Baby-Proofing for Infants:
So long as your baby isn’t walking yet, these recommendations should help to keep your little one safe:

  • Start with their crib. The National Safety Council (NSC) recommends babies sleep in cribs and not in adult beds since they can roll into the space between the wall and the mattress, or your body and the mattress, and suffocate. And you should not place your baby on waterbeds, pillows, blankets or soft surfaces of any kind.
  • It is also recommended that babies sleep on their backs, without anything in the crib (that includes toys, pillows heating blankets, etc.).
  • With regards to the crib in particular, there are certain safety features that should be evaluated before purchasing a crib in the first place. First, be sure the bars are no more than 2 and 3/8 inches apart so that babies can’t get their heads stuck between them (this is standard on any crib built after 1974). For mesh sides, the holes should be no more then 3/4 of an inch in diameter. The mattress should fit snugly so there are no gaps between the mattress and the side rails (you should not be able to fit more than one finger between them). Once you have installed the crib, be sure all screw and bolts are tightened securely.
  • Use a safety belt when changing your baby and when your baby is in a bouncy seat. And try to keep a soft rug or cushion under your changing table so that if your baby falls it will not be onto a hard surface.
  • Toys with dangling strings or cords should not be hung in cribs, playpens or left alone with your child as they could get wrapped around your baby’s neck. Similarly, keep your baby’s crib away from blinds or curtains with pull cords.
  • According to the NSC, children under the age of 1 are particularly susceptible to unintentional death from choking. Therefore avoid any foods that could become lodged in your baby’s throat, such as popcorn, candy, raw vegetables, candies, dried fruits, etc. And never let a child of any age lie down while sucking on anything.
  • When bathing your child, remember to check the water with your wrist before placing them in the tub – a baby’s bathwater should never exceed 100°F.
  • Never smoke, light a match, or consume a hot beverage while holding your baby.

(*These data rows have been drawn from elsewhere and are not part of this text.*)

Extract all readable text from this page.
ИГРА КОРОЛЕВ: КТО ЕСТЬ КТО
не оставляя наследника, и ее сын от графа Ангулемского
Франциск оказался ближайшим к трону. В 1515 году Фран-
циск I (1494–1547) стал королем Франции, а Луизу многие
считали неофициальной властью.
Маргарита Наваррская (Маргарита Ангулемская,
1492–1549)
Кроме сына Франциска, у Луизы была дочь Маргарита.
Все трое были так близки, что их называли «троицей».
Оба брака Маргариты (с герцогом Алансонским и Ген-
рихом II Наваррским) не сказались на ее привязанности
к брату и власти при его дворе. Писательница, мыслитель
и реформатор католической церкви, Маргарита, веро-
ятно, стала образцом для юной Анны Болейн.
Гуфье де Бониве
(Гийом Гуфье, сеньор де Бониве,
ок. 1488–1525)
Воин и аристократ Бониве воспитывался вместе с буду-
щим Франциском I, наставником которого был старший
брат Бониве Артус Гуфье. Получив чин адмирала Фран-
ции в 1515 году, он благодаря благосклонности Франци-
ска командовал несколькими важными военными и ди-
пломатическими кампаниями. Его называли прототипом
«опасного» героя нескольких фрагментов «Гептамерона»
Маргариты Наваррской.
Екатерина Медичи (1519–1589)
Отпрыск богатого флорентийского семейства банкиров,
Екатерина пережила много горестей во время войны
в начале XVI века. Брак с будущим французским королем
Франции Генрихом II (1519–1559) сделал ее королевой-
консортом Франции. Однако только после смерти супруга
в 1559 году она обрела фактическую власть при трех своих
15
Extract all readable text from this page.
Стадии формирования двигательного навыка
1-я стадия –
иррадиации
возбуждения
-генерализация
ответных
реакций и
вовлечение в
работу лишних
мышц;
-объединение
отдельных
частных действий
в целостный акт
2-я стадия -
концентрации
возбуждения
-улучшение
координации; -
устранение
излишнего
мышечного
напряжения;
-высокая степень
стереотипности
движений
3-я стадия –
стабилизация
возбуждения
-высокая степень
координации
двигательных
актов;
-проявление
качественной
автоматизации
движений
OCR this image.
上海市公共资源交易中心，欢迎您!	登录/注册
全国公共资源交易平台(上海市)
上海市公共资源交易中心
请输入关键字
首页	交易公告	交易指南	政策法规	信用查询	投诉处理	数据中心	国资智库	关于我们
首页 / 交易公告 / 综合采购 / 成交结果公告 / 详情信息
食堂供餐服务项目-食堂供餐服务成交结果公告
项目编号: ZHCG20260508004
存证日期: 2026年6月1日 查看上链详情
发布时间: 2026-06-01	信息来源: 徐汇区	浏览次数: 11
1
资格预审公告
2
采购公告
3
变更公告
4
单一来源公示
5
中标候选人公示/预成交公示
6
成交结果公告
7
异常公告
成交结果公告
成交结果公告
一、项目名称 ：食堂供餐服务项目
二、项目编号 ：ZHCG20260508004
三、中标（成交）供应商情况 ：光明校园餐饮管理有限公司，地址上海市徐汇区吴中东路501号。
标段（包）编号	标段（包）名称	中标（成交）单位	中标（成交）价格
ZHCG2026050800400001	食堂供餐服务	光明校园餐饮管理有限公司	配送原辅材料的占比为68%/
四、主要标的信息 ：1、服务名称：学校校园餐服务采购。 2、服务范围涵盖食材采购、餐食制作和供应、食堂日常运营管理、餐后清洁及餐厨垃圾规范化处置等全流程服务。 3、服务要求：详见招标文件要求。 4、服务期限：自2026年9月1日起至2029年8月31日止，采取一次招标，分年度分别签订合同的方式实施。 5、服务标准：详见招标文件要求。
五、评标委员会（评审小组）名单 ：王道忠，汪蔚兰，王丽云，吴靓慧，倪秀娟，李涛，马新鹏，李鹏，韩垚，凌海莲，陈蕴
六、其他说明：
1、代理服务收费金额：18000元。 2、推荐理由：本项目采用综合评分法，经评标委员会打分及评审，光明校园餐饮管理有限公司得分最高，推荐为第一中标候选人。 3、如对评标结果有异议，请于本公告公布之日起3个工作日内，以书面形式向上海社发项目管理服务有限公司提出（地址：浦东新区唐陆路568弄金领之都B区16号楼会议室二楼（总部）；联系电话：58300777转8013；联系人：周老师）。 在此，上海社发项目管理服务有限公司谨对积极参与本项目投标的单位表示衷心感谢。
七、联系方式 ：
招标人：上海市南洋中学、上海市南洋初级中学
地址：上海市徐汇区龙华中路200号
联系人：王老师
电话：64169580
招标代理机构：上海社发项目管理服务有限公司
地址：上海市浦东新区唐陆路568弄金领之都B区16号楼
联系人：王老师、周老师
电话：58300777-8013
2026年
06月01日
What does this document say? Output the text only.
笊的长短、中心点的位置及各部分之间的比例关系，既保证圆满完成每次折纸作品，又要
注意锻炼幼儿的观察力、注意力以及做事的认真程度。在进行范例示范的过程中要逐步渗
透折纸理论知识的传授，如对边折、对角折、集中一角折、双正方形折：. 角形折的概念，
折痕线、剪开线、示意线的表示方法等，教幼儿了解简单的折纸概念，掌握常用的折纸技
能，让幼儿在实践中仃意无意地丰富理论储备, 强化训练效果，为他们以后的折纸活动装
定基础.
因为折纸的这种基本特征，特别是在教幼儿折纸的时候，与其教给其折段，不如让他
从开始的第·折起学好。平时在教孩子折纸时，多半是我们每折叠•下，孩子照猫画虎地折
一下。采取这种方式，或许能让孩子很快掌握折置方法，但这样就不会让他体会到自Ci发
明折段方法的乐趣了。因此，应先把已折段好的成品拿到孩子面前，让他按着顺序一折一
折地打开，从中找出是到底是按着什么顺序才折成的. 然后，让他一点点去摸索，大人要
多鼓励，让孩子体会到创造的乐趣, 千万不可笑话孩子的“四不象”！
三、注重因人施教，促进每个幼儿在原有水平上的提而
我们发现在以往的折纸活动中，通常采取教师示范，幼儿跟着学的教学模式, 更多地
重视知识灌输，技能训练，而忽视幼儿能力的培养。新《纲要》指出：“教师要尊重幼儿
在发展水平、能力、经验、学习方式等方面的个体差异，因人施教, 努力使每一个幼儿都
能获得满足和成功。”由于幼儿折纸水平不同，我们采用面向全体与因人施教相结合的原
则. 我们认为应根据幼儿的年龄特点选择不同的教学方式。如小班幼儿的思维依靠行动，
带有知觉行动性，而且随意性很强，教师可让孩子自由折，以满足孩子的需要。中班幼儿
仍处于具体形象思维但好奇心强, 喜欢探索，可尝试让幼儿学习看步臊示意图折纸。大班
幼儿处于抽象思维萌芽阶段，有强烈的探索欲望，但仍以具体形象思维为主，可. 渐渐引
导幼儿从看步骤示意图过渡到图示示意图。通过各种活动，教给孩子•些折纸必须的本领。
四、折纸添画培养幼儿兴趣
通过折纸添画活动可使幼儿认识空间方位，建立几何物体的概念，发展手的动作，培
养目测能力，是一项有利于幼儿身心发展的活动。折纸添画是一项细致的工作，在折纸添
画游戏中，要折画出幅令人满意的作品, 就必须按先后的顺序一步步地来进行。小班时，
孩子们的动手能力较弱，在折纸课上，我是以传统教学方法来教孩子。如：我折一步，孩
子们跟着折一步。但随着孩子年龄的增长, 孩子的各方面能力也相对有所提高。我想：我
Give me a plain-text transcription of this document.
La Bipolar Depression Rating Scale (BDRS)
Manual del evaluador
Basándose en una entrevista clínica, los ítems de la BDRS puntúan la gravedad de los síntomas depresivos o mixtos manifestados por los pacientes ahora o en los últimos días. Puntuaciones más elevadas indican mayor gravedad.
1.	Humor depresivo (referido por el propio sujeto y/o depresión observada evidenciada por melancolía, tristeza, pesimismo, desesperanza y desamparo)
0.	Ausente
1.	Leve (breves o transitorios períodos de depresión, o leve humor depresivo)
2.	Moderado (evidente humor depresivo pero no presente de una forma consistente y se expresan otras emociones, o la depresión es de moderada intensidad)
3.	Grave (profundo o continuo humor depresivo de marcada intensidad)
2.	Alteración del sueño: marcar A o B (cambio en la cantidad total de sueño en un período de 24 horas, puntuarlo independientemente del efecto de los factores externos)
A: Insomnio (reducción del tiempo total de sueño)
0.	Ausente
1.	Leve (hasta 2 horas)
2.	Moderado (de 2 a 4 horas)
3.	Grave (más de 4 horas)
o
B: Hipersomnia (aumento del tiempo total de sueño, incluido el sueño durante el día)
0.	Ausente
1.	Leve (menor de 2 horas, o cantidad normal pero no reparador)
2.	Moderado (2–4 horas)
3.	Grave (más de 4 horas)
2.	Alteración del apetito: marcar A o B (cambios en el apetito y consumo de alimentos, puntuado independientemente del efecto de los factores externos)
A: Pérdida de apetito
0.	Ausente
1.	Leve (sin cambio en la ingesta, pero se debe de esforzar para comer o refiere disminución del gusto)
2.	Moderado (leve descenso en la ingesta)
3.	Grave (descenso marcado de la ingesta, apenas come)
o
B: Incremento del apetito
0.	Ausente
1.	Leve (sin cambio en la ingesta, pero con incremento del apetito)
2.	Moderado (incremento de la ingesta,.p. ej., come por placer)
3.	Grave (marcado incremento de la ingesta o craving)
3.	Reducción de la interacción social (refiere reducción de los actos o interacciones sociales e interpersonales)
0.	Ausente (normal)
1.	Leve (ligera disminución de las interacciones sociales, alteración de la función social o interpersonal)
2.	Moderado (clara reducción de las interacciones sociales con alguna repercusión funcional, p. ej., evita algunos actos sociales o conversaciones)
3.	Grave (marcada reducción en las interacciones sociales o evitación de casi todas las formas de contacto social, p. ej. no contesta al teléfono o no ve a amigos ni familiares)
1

Baby-proofing for Toddlers:
Once your baby starts to get a little bit more active, and has the hands to start grabbing things, you’ll need to step up your home safety:

  • As soon as your child can reach them, remove all hanging mobiles and toys from their crib, and also remove the bumper pad as your child may use this to get out of her crib.
  • Install safety gates at the top and bottom of all staircases, but avoid ones with large gaps in-between the rails that toddlers heads can get stuck in. Also, put screen barriers in front of all fireplaces, portable space heaters and radiators. Remember that even though stove-tops, radiators, heaters, fireplaces and hot water taps are not always hot, they can become hot enough to burn your child very quickly.
  • Always look at the age-appropriate labels on baby toys and avoid any that come with too many small pieces that could be a choking hazard when put in your baby’s mouth.
  • Know what kind of plants you have and which could be dangerous if ingested and keep them out of your baby’s reach. Same goes for any dangerous chemicals, cleaning products, alcohol, medications and laundry detergent.
  • Cover all electrical sockets with child resistant covers and remove and secure any loose wires your baby could pull on.
  • Secure heavy equipment such as televisions and stereo equipment so that it cannot accidentally fall and injure your child.
  • As soon as you feel they can understand, teach your child about fire safety and that matches and lighters are not toys and should only ever be used by adults.

However, no amount of hardware will ever substitute for supervision. Although most babies will experience similar stages of development, the specific needs of your child may require different safety protocols. And bear in mind that baby-proofing cannot be done in a day. It is a process that not only involves the installation of certain hardware, but also teaching your children about how to play safely, so that even when you are no longer able to watch them 24/7, they will understand how to stay safe.